Collaborating with OM, Polo Tech builds on Ralph Lauren's legacy of sportswear and activewear, including lines like RLX and the fondly remembered Polo Sport. Given that the company makes literal sportswear (remember the Olympic outfits?), Polo Tech carries the torch of form and function into the future. You'll see it in action at the U.S. Open, where Ralph Lauren is the official outfitter. Tournament-wise, it'll be easy to spot the ball boys rocking the black shirt with bright yellow branding, while pro player Marcos Giron has been wearing it during practice.
We stopped by the Ralph Lauren offices today to get a closer look at the groundbreaking gear, where Marcos Giron demonstrated it firsthand. His coach Amir Marandy showed us how Giron uses the data to gauge how a particular training session is going, and how he can track things like Giron's heart rate and breathing. The tennis player claimed the shirt was comfortable to play in, and he forgot the little box was even there after some time. David Lauren, executive vice president of advertising, marketing and corporate communications, spoke with us about this big step into wearables, implications for the future of the brand, and why fashion brands are better suited than tech companies to make wearables that look as good as they work.
Ralph Lauren has a heritage in activewear and casual sportswear, do you think Polo Tech is a natural way of uniting both categories while taking them to the future?
Sportswear and activewear have been evolving over the years, and what makes it interesting is how you reflect the culture in which we’re living in—whether it’s creating clothing for a certain sport, or creating new materials that we think athletes or people who are physical want to wear.

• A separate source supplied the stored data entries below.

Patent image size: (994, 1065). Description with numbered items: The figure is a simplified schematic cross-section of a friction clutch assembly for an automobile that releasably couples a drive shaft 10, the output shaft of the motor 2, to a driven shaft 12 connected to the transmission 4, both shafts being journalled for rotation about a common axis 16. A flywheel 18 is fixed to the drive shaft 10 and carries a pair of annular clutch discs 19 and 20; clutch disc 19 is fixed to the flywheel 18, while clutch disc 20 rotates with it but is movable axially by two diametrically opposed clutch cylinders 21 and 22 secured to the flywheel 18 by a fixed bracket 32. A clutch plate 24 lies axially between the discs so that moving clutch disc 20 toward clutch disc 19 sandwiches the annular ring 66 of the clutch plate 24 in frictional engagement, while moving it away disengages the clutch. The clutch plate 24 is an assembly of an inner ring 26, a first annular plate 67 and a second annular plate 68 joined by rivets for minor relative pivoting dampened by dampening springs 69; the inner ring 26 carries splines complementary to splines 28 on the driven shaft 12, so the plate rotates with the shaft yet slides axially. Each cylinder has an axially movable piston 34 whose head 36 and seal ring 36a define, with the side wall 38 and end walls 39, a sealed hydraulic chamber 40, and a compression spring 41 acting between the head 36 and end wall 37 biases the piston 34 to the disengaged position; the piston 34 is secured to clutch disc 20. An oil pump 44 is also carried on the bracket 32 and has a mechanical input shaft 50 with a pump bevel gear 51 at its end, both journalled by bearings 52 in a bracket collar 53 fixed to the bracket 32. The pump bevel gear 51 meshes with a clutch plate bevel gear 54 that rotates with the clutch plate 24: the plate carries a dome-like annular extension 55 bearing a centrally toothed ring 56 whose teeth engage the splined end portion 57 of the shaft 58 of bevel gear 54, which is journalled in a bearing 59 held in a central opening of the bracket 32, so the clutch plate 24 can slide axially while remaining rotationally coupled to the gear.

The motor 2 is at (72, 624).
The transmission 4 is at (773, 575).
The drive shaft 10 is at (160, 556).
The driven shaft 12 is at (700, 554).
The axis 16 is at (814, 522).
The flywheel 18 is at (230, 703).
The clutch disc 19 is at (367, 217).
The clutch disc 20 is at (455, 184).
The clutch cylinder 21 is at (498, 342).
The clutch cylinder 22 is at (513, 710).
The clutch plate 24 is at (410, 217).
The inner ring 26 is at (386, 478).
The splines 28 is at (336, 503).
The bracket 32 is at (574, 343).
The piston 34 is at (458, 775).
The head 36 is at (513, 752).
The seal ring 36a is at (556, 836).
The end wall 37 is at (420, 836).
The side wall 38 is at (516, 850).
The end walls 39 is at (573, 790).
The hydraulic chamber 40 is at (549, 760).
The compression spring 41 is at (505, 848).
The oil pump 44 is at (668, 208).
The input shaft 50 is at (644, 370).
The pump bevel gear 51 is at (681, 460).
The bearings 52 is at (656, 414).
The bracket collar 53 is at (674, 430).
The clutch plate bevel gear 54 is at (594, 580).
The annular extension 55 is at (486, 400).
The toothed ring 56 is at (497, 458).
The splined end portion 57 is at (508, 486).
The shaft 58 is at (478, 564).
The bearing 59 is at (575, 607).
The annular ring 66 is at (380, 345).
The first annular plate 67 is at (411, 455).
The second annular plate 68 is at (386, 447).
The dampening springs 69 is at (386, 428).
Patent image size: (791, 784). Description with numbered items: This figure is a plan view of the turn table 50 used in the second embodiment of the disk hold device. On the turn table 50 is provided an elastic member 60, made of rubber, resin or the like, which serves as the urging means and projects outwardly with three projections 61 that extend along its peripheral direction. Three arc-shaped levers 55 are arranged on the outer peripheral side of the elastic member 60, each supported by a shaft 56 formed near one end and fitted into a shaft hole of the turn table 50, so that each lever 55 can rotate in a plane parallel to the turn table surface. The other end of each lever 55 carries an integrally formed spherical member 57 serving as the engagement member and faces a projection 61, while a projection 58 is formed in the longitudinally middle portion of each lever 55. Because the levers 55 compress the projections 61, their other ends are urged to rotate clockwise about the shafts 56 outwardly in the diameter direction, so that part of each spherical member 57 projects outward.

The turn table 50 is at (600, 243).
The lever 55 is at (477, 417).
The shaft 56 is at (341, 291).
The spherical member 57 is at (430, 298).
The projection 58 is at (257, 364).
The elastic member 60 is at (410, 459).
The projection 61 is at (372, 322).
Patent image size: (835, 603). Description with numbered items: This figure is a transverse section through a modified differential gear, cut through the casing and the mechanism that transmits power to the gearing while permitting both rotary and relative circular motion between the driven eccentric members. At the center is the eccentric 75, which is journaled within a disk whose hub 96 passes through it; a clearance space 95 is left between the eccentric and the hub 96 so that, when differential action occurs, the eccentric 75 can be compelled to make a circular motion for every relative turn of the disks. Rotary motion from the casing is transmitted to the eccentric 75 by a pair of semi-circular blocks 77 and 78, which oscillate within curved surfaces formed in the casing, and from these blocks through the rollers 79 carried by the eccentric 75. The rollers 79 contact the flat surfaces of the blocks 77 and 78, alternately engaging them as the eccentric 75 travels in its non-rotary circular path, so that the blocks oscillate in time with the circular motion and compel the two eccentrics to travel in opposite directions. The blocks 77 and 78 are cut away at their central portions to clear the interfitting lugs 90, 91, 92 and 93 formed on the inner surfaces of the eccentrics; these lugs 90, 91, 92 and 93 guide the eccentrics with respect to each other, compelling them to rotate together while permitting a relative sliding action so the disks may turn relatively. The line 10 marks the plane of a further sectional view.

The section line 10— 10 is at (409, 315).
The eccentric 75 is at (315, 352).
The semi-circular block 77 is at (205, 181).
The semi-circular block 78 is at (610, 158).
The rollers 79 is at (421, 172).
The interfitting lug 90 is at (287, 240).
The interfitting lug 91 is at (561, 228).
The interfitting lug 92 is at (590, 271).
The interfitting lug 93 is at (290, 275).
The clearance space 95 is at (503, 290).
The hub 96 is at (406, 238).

Wearable technology has been buzzed about for a few years now, but no major fashion brand has done it yet—until now. So, our goal is to show you how you can wear the highest level of performance gear, and we’ll have it on the courts at the U.S. Open.
Wearable tech often gets a bad rap because no one has figured out how to make it look good. This shirt, however, is something I feel like plenty of guys would wear. What have people been doing wrong in terms of design?
This is just the beginning. This is the prototype, the actual shirt will come in different fabrics, different fits, and we’re going to evolve it over the next few years. This is just a new way to take the brand where we understand the consumer and how they like to dress—we’ve been doing it for 50 years. It’s different than a tech company trying to design clothes. We already know how to design, so fusing the gear, it’s fiber that you can lace through any kind of fabric, so if we can do that effectively, then we can do anything.
Likewise, Ralph Lauren didn't try to create the tech from scratch, you partnered with OM. What attracted you to that particular company as a tech collaborator?
OM was really sort of at the cutting edge. They have the best quality, the highest performance, the longest list of technology measurements you can gather—so we felt like they were the right partner for us. We’re very excited. They’ve just been testing it, but no one’s done it in a big way yet.